The cops, Valerie told Drum in 2017, weren’t interested in her story and the Zimbabwean felt even more hopeless and helpless.

However, then minister of police Fikile Mbalula, speaking after the recent return home of Princess Mahlangu, a Bloemfontein woman who was trafficked to Malaysia, vowed cops would treat all information about the trafficking of women seriously going forward.

“If someone says they have been trafficked, the police must investigate and prove otherwise if it’s not,” he said.

Captors bribed police to release her to them

Valerie at the time alleged her captors bribed the police officers to release her before she could be charged. She was taken back to her personal hell where she was forced to have sex with more men to make up for the money he hadn’t made while she was in custody.

There are no accurate figures of how many women and children are subjected to the kind of ordeal Valerie found herself in, but experts estimate thousands of people have been trafficked in similar circumstances in South Africa.

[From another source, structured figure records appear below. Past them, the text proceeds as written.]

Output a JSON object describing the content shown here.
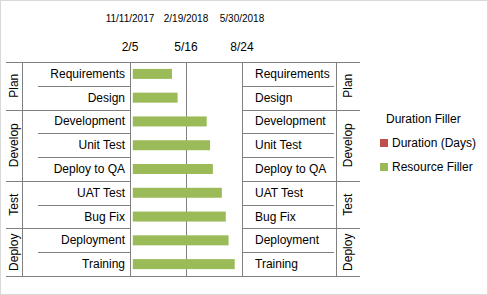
{
  "chart_data": {
    "type": "bar",
    "orientation": "horizontal",
    "stacked": true,
    "categories": [
      "Requirements",
      "Design",
      "Development",
      "Unit Test",
      "Deploy to QA",
      "UAT Test",
      "Bug Fix",
      "Deployment",
      "Training"
    ],
    "category_groups": [
      "Plan",
      "Plan",
      "Develop",
      "Develop",
      "Develop",
      "Test",
      "Test",
      "Deploy",
      "Deploy"
    ],
    "series": [
      {
        "name": "Duration Filler",
        "color": "none",
        "values": [
          43141,
          43141,
          43141,
          43141,
          43141,
          43141,
          43141,
          43141,
          43141
        ]
      },
      {
        "name": "Duration (Days)",
        "color": "#c0504d",
        "values": [
          0,
          0,
          0,
          0,
          0,
          0,
          0,
          0,
          0
        ]
      },
      {
        "name": "Resource Filler",
        "color": "#9bbb59",
        "values": [
          70,
          80,
          132,
          138,
          143,
          159,
          166,
          171,
          182
        ]
      }
    ],
    "ylim": [
      43136,
      43336
    ],
    "yticks": [
      {
        "value": 43136,
        "label": "2/5"
      },
      {
        "value": 43236,
        "label": "5/16"
      },
      {
        "value": 43336,
        "label": "8/24"
      }
    ],
    "y2lim": [
      43050,
      43250
    ],
    "y2ticks": [
      {
        "value": 43050,
        "label": "11/11/2017"
      },
      {
        "value": 43150,
        "label": "2/19/2018"
      },
      {
        "value": 43250,
        "label": "5/30/2018"
      }
    ],
    "grid": true,
    "legend": "right"
  }
}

Human trafficking is on the rise, according to Marcel van der Watt, an expert in the field of organised crime, human trafficking, and sexual exploitation.

“Anti-trafficking legislation came in 2015 but I can tell you the cases of human trafficking in South Africa are increasing.

“The absence of reliable statistics means there is no clarity on how big the problem is,’’ adds Van der Watt.

“A lot of women we have supported face two nightmares – the brutality of slavery-like conditions and, post-escape, getting officials to believe them or, even worse, finding themselves imprisoned for crimes their traffickers forced them to commit,” according to Shenaaz Khan from Recovery Life Institute, a non-profit counselling centre in Robertsham in the south of Johannesburg.

Traffickers use major SA cities as a transit point to Europe. Often rural children who are exploited have been offered the false “opportunity” of an education or a better life, according to the International Organisation for Migration.

Anti-trafficking campaigners and NGOs believe more than 30,000 children are trafficked into the country each year for the sex trade.